Redo the New
Be honest...How do you feel about DIY?
Excited? Annoyed? Hopeless? Compulsive?
Isn’t it funny that there are entire tv channels (and Instagram accounts) dedicated to watching some ELSE do-it-YOURSELF? Where’s the channel for normal the “yourselves” who actually did it?
If you’re like me, it’s way easier to watch (or follow) the DIY account rather than actually doing it.
Every once in a while though, you gotta try it.
This week I made a chalk paint recipe from “The Vintage Porch” for my counter in the silo and it worked so well!! (Side not: We're actually USING the silo for milk day and I just can't believe it!) I wanted to share my DIY journey and encourage “YOUR-self” to actually DO IT!!:)
What is chalk paint?
I used to think that chalk paint was only for making chalk boards. But why should chalk boards have all the fun?! I didn’t realize you could use chalk paint for other purposes.
Why chalk paint?
To be perfectly honest, because I felt lazy. Chalk paint is very ‘sticky’ so it doesn’t require sanding before you begin. I’ve done too many projects where the paint doesn’t stick like I wanted it to…. so it was worth a shot for me. Supposedly, you can even use chalk paint on things like metal, wood, and plastic with no sanding required. I haven’t gotten brave enough to try alternative surfaces, but maybe someday :)
Beyond no sanding, I wanted a very matte-vintage look for this piece to match the other weathered elements I have in the silo.
Is that it?
I will also be sealing this piece with a water based matte polly to make sure it’s durable enough for frequent use. This is not the location for delicate furniture... so I may put a double coat of the polly on.
The Trouble With Chalk Paint:
Chalk paint is way too expensive for my taste!! You can spend anywhere from $16-$40 per QUART. Thanks to Vintage Porch, I made some for a fraction of the cost.
So what are we painting?
As part of my Kefir Class grant from Midwest Dairy, I purchased a kitchen island to use as my counter/table in the silo. When the piece arrived, I wasn’t crazy about the yellow color- especially because I don’t have any off white in the silo.
Have you ever purchased a brand new piece of furniture and then immediately painted over it? I haven’t, and it felt crazy! Sure I’ve bought old pieces and have redone them, but never a brand new piece. I’m here to give you permission to paint something new because I’m so happy that I did!
I purchased Calcium Carbonate from Amazon (it’s usually only available at ceramics shops, so Amazon is pretty handy to have!) and contractors flat white paint from Menards.
Vintage Porch has a little bit of a different recipe than what is printed on the Calcium Carbonate bag, so I just followed her recipe.

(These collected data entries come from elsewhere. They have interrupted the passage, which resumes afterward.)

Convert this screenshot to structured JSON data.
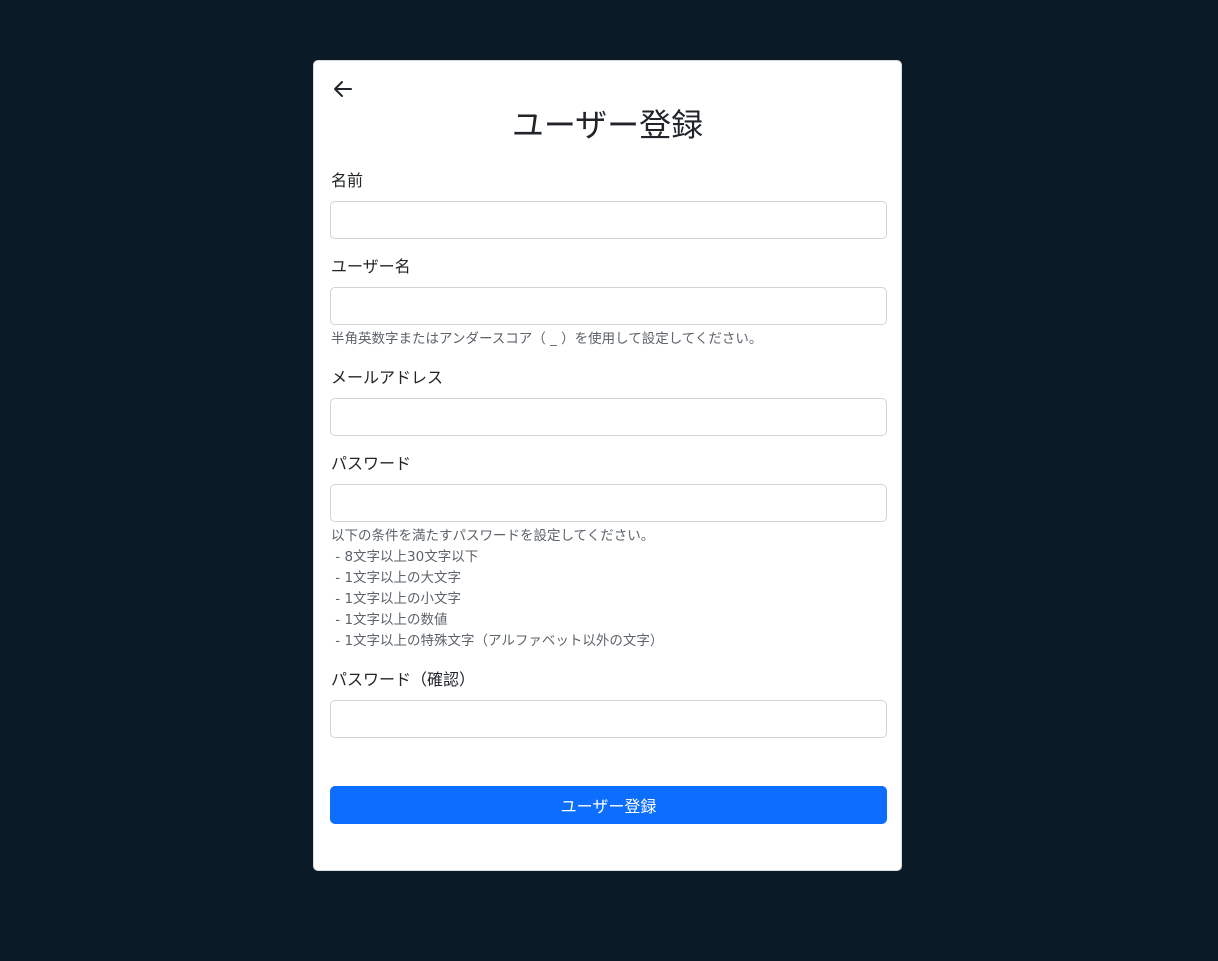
{
  "header": {
    "back_icon": "arrow-left-icon",
    "title": "ユーザー登録"
  },
  "form": {
    "name": {
      "label": "名前",
      "value": "",
      "placeholder": ""
    },
    "username": {
      "label": "ユーザー名",
      "value": "",
      "placeholder": "",
      "help": "半角英数字またはアンダースコア（ _ ）を使用して設定してください。"
    },
    "email": {
      "label": "メールアドレス",
      "value": "",
      "placeholder": ""
    },
    "password": {
      "label": "パスワード",
      "value": "",
      "placeholder": "",
      "help_intro": "以下の条件を満たすパスワードを設定してください。",
      "rules": [
        " - 8文字以上30文字以下",
        " - 1文字以上の大文字",
        " - 1文字以上の小文字",
        " - 1文字以上の数値",
        " - 1文字以上の特殊文字（アルファベット以外の文字）"
      ]
    },
    "password_confirm": {
      "label": "パスワード（確認）",
      "value": "",
      "placeholder": ""
    },
    "submit_label": "ユーザー登録"
  },
  "colors": {
    "background": "#0a1a26",
    "primary": "#0d6efd"
  }
}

She suggests to mix 12 Tablespoons of Calcium Carbonate with enough warm water to make it gooey (add it slowly so you don't get too much water!) Then add your gooey calcium water mixture to a quart of flat paint.

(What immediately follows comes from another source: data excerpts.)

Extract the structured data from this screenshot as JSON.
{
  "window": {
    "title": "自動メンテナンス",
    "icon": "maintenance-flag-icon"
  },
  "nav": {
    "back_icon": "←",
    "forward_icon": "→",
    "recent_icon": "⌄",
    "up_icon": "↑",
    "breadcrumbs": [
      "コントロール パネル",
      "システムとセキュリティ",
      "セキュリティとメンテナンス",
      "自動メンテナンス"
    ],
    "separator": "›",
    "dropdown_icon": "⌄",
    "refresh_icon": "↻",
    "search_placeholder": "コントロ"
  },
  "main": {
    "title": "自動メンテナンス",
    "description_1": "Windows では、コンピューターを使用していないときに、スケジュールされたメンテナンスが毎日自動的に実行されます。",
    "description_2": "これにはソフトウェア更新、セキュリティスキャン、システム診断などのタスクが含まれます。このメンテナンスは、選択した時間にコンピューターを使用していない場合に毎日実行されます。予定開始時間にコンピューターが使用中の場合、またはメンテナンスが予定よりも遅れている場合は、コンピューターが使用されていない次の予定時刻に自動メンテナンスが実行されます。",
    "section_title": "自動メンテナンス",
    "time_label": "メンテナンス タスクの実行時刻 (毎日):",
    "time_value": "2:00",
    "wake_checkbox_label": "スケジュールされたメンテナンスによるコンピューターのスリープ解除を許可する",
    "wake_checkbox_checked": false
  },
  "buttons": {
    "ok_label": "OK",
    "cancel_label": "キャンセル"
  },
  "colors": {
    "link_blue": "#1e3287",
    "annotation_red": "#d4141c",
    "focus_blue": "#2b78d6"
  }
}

I didn’t have a handy disposable insert for my edging bucket so I just used a gallon plastic bag to mix my paint together. (This move was equal parts genius and lazy because I dislike washing paint out of … anything). Having the paint in a ziplock made it easy to seal it up between coats and made the “clean up” super easy.
Too Antique or Not too Antique that is the question…
Vintage Porch is also the queen of using antiquing glaze to make things look rustic and awesome. I’m just not sure if I should use it for this project or not. I did one leg of the table and let’s just say I’m not convinced. What would you do? Comment below to tell me.
Long story short with this project- you can do it! Don't let all the other 'yourselves' have all the fun! It really is fun to try a DIY every once in awhile! If you try it - send me a picture! I'd love to see your project!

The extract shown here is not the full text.